You're on the phone; it's an important call. Suddenly you hear a bloodcurdling scream from the other room. Your older child has just hit your younger, who now has a swelling red mark just above her eye. You forget the phone. You hold your weeping, wounded child in your arms. Fury rises.
Most of us don't like to admit how angry we are capable of becoming with our children. We want to be nothing but perfect parents, loving parents, and when anger intrudes, it spoils the image we want to have of ourselves. Yet anger is as natural as a mother's milk coming in. There is, in fact, absolutely no way to be a parent without being angry from time to time. It starts when your baby cries and won't be soothed, and you feel anxious. Even if the early months run smoothly, you can't help growing resentful at the fatigue and the inevitable loss of your own space and time that new parenthood brings.
Every mother has those moments when her 2-year-old frustrates her. Every mother who has been bitten, splashed, spilled on, defied, rejected, or kicked has experienced a moment of unexpected rage at her child. Every parent whose child has run off the curb, climbed too high on a jungle gym, or come too close to the pot of boiling water has experienced terror and fury. Every mother whose child has let her down by not behaving or by refusing to sing that very cute song when asked or whose child won't go to sleep or keeps calling for another glass of water knows this primitive emotion.

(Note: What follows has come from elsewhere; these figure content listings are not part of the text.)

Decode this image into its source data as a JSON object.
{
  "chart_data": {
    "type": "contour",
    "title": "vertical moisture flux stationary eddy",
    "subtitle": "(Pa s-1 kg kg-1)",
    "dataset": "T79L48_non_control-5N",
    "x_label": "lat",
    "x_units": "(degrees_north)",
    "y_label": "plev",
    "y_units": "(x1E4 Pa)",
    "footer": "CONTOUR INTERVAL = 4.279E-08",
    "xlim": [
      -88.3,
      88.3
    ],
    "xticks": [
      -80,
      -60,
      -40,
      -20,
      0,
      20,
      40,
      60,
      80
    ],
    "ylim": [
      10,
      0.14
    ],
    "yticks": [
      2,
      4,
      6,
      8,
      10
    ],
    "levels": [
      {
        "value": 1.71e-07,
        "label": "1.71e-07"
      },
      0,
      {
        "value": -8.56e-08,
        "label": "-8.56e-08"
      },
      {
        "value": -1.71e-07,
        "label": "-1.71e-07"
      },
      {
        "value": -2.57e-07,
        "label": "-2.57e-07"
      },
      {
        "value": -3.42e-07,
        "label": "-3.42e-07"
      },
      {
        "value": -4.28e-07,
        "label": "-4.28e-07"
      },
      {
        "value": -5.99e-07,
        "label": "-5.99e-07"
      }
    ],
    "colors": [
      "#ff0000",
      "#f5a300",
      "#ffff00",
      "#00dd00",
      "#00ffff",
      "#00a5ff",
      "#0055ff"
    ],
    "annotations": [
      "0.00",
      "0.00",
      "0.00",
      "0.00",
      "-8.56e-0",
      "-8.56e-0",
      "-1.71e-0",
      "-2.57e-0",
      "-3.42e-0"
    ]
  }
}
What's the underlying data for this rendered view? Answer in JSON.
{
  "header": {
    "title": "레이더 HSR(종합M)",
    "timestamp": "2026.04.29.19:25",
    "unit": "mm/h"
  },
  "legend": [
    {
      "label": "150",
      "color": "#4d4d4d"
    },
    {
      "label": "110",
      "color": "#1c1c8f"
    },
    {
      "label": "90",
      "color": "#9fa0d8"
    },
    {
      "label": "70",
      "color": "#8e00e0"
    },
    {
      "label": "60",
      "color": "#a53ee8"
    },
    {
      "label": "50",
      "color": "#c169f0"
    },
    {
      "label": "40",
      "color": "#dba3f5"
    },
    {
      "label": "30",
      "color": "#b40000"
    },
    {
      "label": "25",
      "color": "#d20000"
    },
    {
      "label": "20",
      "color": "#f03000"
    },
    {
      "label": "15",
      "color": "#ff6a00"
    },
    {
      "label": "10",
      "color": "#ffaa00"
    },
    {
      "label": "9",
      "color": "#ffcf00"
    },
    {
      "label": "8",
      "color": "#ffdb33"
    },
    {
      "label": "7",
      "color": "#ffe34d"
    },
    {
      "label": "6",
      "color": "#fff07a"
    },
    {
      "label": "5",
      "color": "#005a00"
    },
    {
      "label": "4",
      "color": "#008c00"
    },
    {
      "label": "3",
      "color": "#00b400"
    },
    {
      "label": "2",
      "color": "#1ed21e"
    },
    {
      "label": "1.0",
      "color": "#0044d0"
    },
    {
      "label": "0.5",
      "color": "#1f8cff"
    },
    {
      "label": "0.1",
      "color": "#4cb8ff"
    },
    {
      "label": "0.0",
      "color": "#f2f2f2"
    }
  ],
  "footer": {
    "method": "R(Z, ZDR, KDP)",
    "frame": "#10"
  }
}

We all have ideal images of what our sons and daughters will be, and as wonderful as our children are, in one way or another, they won't always meet our expectations: This child can't catch a ball, that child is not an artist, and the other child is different in temperament or appearance than we had hoped. These common disappointments need not be harmful, however, in the long run, if a parent can acknowledge feeling let down, yet at the same time still love the child, accepting the ambivalence that is the handmaiden of any great love.
Anger is as much a part of the landscape of parenthood as love. What matters is how we handle it. A mother who screams often, who feels easily frustrated, and who lets herself wallow in anger is harming her child. Such a mother was probably deeply angry before she even gave birth, and the trials of raising a child have only intensified her anger so that she isn't able to balance the emotion with loving feelings. Of course, some parents are so frightened by their own anger at their children that they deny it, repress it, push it away. Such a parent may appear calm, loving, perfect, but this facade is bought at a high price. It makes a mother or father unreal, fake, synthetic. It creates a kind of shallow feeling that interferes with genuine affection as the parent hugs the child, reads a story, soaps him in the bath.
Loving and hating are hardly separate conditions. One is almost always tinged with the other, and getting used to that fact is one of the surprising tasks of parenthood. It's one of our unsung, amazing accomplishments.